Gujarat, Rajasthan, Maharashtra, Jharkhand and Telangana have enacted new laws using Article 254(2) of the constitution by seeking presidential assent. Barring Telangana, all are BJP-ruled states. Their laws replicate or reflect the key amendments proposed in the 2014 ordinance. Gujarat and Telangana exempt a long list of projects from social impact assessment (SIA) and mandatory consent of landowners. These include projects of national security, defence, rural infrastructure, affordable housing, industrial corridors and other infrastructural projects, including projects under public-private partnerships (PPPs). In Maharashtra, PPP projects have been fully exempted from the SIA and consent clauses.
Why does ‘mainstream media not consistently showcase these dilutions?
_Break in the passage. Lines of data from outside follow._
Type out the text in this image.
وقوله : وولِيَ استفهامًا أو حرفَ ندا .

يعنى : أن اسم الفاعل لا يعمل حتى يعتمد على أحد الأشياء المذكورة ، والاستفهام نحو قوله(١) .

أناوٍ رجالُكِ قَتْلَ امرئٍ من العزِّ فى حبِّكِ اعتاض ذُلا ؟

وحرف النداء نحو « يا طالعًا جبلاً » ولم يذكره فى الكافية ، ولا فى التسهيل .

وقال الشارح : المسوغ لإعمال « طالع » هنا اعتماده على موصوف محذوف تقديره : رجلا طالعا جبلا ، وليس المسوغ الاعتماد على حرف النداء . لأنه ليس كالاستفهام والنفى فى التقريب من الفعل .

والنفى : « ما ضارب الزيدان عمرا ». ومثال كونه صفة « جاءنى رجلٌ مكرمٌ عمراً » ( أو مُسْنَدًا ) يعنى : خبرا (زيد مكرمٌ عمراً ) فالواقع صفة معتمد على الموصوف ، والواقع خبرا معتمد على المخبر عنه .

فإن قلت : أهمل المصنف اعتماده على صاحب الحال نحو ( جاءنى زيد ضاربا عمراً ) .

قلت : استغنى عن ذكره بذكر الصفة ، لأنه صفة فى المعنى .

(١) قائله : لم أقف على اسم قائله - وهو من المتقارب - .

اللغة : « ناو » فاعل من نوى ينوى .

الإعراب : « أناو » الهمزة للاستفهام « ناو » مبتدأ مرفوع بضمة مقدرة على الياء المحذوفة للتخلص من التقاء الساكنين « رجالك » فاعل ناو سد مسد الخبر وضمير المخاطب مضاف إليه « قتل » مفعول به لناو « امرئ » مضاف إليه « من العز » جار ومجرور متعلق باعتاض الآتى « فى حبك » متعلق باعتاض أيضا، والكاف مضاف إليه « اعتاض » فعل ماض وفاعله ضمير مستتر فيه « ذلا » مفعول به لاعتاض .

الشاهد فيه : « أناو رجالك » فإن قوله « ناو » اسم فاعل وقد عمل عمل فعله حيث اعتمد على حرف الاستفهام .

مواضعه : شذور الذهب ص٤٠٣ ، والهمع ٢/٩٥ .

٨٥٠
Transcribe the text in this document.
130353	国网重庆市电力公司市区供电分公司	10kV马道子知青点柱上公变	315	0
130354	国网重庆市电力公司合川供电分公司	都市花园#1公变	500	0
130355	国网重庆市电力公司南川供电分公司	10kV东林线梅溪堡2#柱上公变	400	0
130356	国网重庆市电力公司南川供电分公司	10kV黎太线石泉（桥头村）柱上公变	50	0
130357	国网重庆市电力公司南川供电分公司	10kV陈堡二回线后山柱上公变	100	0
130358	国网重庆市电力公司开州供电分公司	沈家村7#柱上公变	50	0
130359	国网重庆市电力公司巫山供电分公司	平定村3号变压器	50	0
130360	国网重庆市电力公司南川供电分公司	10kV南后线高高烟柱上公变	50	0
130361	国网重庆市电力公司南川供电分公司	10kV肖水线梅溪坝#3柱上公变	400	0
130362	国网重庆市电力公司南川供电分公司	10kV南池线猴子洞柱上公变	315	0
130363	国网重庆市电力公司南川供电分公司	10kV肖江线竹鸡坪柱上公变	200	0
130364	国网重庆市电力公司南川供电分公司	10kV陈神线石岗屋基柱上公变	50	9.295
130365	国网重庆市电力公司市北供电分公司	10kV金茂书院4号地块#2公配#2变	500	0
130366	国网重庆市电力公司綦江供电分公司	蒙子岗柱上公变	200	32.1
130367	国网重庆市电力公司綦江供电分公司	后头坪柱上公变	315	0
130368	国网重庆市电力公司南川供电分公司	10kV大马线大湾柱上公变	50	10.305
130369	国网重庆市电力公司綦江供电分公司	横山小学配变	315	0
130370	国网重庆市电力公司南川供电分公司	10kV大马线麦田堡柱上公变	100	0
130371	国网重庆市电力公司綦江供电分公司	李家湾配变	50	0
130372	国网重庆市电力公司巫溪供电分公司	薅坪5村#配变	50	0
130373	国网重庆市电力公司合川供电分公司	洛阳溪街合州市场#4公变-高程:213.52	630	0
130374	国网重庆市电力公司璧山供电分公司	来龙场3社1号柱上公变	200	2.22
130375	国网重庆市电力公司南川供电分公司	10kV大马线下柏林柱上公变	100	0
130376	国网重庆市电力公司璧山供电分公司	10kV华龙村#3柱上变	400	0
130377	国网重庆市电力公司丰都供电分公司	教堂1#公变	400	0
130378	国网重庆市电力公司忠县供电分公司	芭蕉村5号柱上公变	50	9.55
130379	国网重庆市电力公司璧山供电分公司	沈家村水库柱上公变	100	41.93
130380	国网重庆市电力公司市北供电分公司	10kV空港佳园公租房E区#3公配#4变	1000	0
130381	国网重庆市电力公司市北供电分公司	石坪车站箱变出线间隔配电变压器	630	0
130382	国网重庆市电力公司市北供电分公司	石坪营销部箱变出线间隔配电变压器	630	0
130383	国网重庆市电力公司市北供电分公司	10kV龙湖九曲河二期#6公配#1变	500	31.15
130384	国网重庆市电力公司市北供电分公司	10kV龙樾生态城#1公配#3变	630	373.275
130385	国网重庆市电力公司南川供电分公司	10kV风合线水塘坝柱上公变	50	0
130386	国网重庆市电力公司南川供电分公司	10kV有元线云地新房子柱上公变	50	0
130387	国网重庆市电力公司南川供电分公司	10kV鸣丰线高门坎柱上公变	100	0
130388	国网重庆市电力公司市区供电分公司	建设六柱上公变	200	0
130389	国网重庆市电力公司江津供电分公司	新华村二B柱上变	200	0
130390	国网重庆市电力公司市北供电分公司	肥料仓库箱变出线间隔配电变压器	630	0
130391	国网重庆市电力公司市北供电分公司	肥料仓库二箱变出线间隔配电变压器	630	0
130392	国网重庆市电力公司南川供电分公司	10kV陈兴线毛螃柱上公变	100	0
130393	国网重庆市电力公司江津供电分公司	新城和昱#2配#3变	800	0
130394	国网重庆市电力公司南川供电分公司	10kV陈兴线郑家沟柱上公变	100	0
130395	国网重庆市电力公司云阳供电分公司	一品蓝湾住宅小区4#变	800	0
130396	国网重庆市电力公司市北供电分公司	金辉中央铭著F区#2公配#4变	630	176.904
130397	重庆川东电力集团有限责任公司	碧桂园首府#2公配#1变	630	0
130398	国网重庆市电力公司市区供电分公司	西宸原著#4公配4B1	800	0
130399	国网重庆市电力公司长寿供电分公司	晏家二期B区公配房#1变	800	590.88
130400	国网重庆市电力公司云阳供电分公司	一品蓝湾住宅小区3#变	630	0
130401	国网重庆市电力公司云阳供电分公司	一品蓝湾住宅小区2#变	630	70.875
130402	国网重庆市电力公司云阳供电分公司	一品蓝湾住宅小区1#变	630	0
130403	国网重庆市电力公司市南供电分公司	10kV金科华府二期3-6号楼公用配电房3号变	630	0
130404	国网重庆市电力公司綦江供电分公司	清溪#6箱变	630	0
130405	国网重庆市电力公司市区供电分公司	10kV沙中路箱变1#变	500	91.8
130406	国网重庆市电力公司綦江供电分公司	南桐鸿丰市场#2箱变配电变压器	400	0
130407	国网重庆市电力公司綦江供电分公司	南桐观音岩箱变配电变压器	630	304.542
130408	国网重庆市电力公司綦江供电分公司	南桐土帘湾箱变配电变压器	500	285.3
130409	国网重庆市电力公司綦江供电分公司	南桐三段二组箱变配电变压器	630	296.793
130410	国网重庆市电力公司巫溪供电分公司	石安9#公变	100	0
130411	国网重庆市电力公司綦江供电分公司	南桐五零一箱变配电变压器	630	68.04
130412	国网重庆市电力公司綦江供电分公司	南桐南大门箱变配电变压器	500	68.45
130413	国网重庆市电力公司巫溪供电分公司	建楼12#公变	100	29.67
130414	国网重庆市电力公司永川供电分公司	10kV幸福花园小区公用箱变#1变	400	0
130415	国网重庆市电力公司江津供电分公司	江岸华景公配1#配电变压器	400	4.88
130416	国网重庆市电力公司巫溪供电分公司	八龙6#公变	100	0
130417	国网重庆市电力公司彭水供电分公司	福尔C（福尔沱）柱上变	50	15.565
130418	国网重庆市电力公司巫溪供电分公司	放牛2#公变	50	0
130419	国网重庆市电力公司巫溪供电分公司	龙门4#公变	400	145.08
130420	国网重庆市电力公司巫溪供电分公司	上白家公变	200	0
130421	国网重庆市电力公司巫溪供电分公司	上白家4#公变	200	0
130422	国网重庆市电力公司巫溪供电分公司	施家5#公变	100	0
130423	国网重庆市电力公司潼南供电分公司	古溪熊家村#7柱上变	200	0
Media and Corporate Capital
In aninterview with P. Sainath in September 2014 (to Teesta Setalvad( he explained this phenomenon, “Convergence between Parliament, Big Business and Media: The interview also explores the complete domination of Indian Parliament by “more than millionaires” [the 2014 Indian Parliament has 353 of the 545 Members of Parliament worth Rs 10 million; when the last Parliament – 2009—had only 145 MPs worth Rs 10 million] lyand in turn these very individuals ( and their corporate business interests owning controlling shares in media). This enjoys a rare convergence, hitherto unparalleled that was witnessed in the brazen corporate campaign to spearhead Modi to power in 2014. (Sainath to Setalvad)”
There is a stranglehold on free thought, expression, association that is, most dangerously of all being constructed by this unholy nexus.
The most exacting challenge of all, then the re-emergence of a genuinely democratic real media.